You can’t have it both ways; you can’t jealously guard prospects and take a bold step forward when you haven’t come close to making the playoffs in years.

And fear not that Dickey is 38 and a knuckleballer; fear not that the Blue Jays are getting a guy who lives on smoke and mirrors that won’t pass muster in the hurly-burly of the American League East.

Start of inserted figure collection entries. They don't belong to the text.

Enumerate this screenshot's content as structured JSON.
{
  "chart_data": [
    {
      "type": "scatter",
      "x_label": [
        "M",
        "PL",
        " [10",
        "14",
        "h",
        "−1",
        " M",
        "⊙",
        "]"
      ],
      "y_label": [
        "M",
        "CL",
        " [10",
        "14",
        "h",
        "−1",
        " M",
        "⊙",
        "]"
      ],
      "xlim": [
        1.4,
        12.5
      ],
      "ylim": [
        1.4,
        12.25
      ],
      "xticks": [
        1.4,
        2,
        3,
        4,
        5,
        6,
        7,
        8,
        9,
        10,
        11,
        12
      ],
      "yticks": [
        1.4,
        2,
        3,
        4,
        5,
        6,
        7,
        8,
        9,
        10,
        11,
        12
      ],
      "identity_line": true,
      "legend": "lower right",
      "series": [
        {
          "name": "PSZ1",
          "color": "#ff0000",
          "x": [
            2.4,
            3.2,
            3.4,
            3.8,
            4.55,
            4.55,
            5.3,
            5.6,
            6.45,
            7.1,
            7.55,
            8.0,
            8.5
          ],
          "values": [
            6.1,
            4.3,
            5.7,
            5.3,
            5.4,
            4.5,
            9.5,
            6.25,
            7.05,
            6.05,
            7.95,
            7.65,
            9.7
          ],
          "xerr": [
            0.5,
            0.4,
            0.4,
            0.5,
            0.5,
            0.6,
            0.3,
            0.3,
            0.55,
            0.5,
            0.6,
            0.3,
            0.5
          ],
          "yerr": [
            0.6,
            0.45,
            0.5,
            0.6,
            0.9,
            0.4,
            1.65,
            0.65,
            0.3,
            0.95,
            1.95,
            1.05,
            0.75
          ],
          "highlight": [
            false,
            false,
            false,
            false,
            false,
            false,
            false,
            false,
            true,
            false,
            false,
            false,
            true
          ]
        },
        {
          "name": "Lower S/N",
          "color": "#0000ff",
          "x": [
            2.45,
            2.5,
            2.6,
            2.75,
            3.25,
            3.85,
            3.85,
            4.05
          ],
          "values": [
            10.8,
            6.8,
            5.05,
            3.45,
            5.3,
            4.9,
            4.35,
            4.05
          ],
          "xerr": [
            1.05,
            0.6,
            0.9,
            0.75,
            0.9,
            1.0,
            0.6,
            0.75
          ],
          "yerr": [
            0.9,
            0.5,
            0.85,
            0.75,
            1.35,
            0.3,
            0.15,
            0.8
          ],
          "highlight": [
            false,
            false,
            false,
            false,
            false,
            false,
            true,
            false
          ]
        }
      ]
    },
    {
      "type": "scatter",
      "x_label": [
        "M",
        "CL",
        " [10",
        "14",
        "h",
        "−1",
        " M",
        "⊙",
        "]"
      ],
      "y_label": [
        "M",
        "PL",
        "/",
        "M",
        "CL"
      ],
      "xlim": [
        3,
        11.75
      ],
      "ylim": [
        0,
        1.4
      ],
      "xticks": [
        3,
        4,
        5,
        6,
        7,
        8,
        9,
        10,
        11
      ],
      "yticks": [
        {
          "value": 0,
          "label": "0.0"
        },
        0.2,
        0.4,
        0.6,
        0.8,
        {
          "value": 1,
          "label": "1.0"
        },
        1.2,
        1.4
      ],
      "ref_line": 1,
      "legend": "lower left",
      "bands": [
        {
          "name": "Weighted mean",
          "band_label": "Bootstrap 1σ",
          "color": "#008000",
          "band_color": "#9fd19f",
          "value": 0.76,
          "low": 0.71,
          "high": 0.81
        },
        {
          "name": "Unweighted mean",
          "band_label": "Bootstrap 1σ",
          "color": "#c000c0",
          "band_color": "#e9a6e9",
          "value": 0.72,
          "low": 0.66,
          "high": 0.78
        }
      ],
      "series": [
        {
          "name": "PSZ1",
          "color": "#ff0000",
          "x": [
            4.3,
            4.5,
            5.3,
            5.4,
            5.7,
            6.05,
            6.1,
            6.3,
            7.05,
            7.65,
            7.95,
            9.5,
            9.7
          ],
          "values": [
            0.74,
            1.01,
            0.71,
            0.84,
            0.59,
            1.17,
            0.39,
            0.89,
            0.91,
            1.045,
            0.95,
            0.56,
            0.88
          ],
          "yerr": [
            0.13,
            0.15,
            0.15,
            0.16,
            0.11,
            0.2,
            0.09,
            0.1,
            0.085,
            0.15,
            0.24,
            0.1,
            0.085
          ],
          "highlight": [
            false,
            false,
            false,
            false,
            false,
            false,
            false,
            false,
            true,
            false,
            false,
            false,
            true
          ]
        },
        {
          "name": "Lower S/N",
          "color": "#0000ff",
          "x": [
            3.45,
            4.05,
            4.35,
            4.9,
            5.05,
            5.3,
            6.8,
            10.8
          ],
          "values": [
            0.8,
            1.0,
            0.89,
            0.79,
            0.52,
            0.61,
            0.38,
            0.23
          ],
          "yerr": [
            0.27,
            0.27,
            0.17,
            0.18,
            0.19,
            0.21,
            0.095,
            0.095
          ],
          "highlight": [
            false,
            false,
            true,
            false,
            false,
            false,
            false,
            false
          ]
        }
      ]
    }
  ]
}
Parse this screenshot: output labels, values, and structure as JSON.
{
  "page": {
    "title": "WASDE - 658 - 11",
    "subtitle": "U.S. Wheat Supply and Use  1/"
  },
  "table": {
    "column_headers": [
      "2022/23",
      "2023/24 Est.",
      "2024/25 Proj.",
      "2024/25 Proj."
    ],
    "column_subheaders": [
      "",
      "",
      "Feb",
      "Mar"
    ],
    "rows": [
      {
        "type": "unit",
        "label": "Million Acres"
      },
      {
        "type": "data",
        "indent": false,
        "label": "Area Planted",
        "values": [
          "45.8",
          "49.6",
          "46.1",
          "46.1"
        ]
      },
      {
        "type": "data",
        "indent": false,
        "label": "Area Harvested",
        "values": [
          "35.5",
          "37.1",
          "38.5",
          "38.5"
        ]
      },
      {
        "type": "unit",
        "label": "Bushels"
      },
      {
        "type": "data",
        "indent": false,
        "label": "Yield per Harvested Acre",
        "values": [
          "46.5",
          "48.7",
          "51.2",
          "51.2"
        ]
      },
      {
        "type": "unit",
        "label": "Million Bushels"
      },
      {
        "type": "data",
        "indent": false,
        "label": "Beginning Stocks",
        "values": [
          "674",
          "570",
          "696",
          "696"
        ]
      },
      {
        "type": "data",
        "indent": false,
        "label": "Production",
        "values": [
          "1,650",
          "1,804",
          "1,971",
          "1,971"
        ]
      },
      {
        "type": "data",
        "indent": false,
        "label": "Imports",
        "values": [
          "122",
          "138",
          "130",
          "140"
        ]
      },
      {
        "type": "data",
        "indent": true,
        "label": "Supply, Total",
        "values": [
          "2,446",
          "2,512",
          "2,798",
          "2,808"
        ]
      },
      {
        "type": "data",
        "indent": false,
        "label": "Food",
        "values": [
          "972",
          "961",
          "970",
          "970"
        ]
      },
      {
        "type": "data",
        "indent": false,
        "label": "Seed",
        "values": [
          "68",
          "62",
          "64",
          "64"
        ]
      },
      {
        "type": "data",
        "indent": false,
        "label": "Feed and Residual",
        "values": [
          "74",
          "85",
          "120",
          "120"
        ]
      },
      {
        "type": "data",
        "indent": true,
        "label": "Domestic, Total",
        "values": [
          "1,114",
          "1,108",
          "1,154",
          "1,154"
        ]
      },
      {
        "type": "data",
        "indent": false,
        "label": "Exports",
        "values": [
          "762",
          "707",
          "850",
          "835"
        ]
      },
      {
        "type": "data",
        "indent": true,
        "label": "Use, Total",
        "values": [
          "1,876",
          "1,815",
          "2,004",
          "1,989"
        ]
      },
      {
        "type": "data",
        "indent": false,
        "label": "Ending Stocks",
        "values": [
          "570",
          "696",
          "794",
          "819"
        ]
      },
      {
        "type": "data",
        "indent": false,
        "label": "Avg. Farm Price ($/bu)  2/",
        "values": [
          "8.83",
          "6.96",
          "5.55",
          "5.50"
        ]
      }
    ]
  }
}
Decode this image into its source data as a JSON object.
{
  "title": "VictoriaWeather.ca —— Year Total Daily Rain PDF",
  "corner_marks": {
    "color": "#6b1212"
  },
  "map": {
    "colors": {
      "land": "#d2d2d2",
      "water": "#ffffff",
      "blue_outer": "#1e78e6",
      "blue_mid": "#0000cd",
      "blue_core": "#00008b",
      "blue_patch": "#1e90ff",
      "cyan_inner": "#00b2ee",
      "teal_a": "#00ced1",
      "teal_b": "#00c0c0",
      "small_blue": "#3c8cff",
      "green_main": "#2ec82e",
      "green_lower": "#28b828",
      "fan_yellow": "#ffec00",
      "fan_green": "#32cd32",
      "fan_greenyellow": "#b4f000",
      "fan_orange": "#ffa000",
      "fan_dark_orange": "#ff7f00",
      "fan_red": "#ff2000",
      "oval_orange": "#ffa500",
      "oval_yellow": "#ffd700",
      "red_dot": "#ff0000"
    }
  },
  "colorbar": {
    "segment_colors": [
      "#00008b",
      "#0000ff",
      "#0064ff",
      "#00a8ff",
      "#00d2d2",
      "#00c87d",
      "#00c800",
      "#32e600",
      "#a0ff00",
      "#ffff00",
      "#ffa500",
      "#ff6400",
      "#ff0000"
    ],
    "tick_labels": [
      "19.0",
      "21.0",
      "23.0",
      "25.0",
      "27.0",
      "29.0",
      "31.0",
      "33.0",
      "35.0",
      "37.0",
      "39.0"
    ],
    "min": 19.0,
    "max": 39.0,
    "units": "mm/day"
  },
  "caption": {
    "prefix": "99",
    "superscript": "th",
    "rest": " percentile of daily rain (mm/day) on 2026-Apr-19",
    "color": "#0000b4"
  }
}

When Dickey was en route to winning the National League Cy Young Award in 2012, much attention was given a study by Alan Nathan, a professor emeritus at the University of Illinois who examined the knuckleballs of Tim Wakefield and Dickey. The study showed the same thing advance scouting and ball-park radar guns revealed: Dickey throws a much harder knuckleball than Wakefield – he will touch 80 miles an hour with it at times – and also has an 84 mile-an-hour fastball that can be effective when he spots it. The study showed that over three years Dickey had thrown three different clusters each season – in other words, that he was throwing more than just one knuckleball. He uses different knuckleballs in different counts, and the conventional wisdom is that in an environmentally neutral, indoor facility such as the Rogers Centre, Dickey would be even more effective.

If this deal falls apart because of dollars and length of contract – if I’m Dickey’s agent, I’m asking more than I was from the Mets, such as $15-million (U.S.) per season – that would be one thing. The leaks from the Mets front office have put Anthopoulos and Blue Jays ownership on the spot. But on purely baseball terms, it sure seems defensible.